On Thursday morning, the Bureau of Labor Statistics released the June employment report. The headline number was weak, as the U.S. economy created just 57,000 new jobs. Analysts were looking for about double that figure. 

The revisions of previous reports also pointed to weaker job growth. The May report was downgraded from 172,000 to 129,000, and the April report was also revised lower, from 179,000 to 148,000. 

An Inhospitable Data Point

One notable piece of information was the sharp drop in hiring in the hospitality sector, which shed 61,000 jobs. Any one month can produce an anomaly, but this sector has lost a net 28,000 jobs over the past three months. 

This points to potential weakness in the hospitality sector.
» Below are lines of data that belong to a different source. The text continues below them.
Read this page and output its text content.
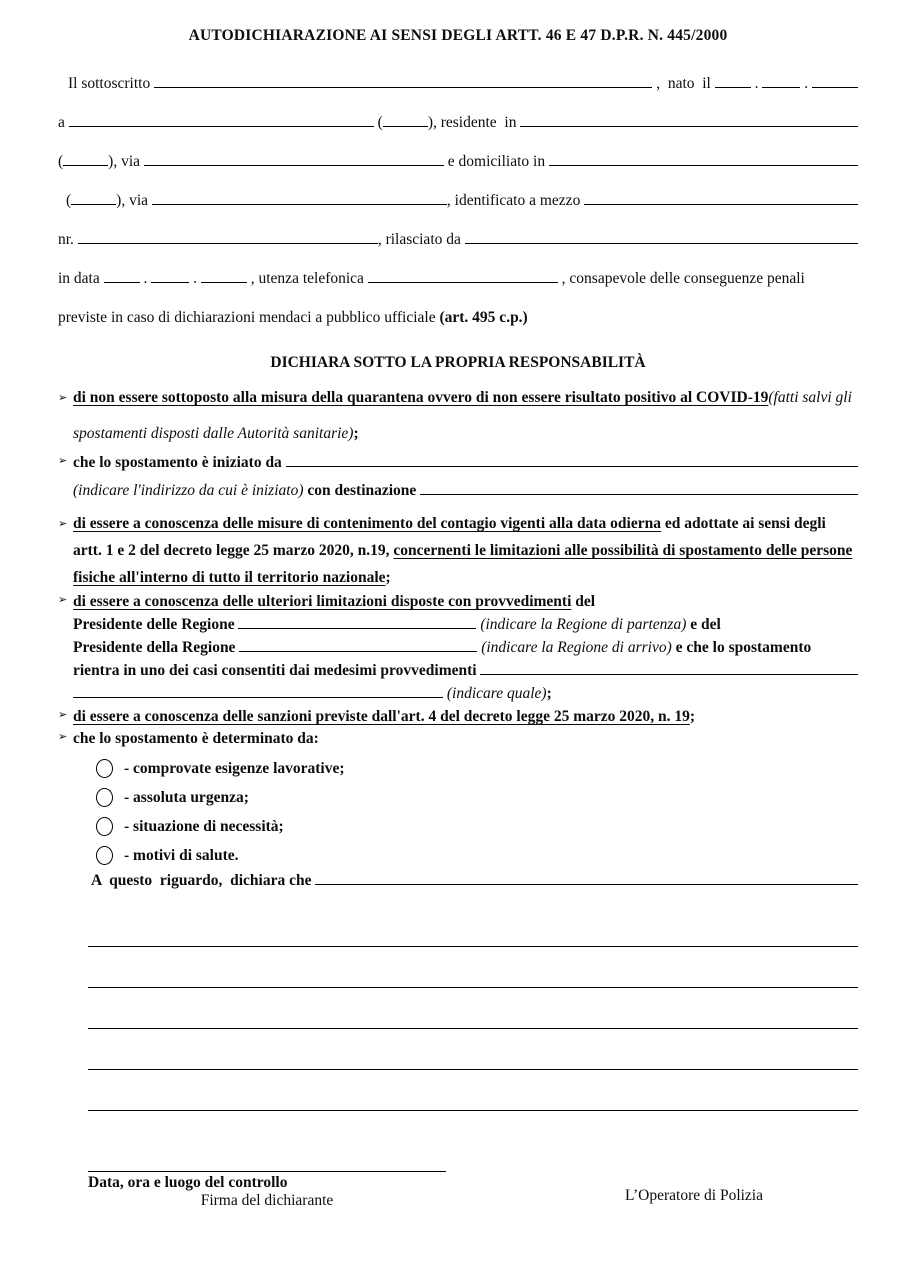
AUTODICHIARAZIONE AI SENSI DEGLI ARTT. 46 E 47 D.P.R. N. 445/2000
Il sottoscritto	,  nato  il . .
a	(	), residente  in
(	), via	e domiciliato in
(	), via	, identificato a mezzo
nr.	, rilasciato da
in data . .	, utenza telefonica	, consapevole delle conseguenze penali
previste in caso di dichiarazioni mendaci a pubblico ufficiale (art. 495 c.p.)
DICHIARA SOTTO LA PROPRIA RESPONSABILITÀ
➢ di non essere sottoposto alla misura della quarantena ovvero di non essere risultato positivo al COVID-19(fatti salvi gli spostamenti disposti dalle Autorità sanitarie);
➢ che lo spostamento è iniziato da
(indicare l'indirizzo da cui è iniziato) con destinazione
➢ di essere a conoscenza delle misure di contenimento del contagio vigenti alla data odierna ed adottate ai sensi degli artt. 1 e 2 del decreto legge 25 marzo 2020, n.19, concernenti le limitazioni alle possibilità di spostamento delle persone fisiche all'interno di tutto il territorio nazionale;
➢ di essere a conoscenza delle ulteriori limitazioni disposte con provvedimenti del
Presidente delle Regione	(indicare la Regione di partenza) e del
Presidente della Regione	(indicare la Regione di arrivo) e che lo spostamento
rientra in uno dei casi consentiti dai medesimi provvedimenti
(indicare quale) ;
➢ di essere a conoscenza delle sanzioni previste dall'art. 4 del decreto legge 25 marzo 2020, n. 19 ;
➢ che lo spostamento è determinato da:
- comprovate esigenze lavorative;
- assoluta urgenza;
- situazione di necessità;
- motivi di salute.
A  questo  riguardo,  dichiara che
Data, ora e luogo del controllo
Firma del dichiarante	L’Operatore di Polizia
Hotel stocks have enjoyed a great run, but the charts of the biggest names in the industry appear ready to roll over.  

Marriott International

Last year, with Marriott (MAR) trading at $264, we placed a price target of $340 on the stock. Today it trades at $370, after briefly climbing above $400 last month. 

Marriott has fallen below its 50-day moving average (blue). Notably, all of the major indexes are trading above that key indicator. I consider this a sign of relative weakness, especially since Marriott reached an all-time high less than three weeks ago.

I don’t want to overreact to what I perceive as bad news in this sector via the jobs report. At the same time, we’re sitting on a gain of 40% and the stock appears to be rolling over. As a compromise, we’re closing half of our position in Marriott. 

Hyatt Hotels Corp

One year ago, with the stock trading at $133, we projected Hyatt Hotels (H) to $175. Our bullish stance was due to a cup-and-handle formation. 

That stock climbed to over $200 per share, thanks to a subsequent cup and handle (shaded yellow). Hyatt has gained about 32% over the past year, but now that stock appears tired.

Hyatt is scheduled to report earnings next week, before the opening bell on July 10. Longs might want to consider trimming this position prior to earnings.

Intercontinental Hotels Group

Intercontinental Hotels Group (IHG) has been the best-performing name out of the stocks we follow in this sector, racking up a 52% gain over the past 12 months.

This stock has pulled back slightly over the past few weeks, but not as much as Marriott and Hyatt. However, I’m not considering buying IHG, as the sector as a whole appears to be losing strength. 

Bottom Line

I’m not bailing out hotel stocks completely, but I’m trimming my largest position by half. I’m curious to see how the sector reacts to Hyatt’s earnings next week before considering my next move.

At the time of publication, Ponsi was long MAR.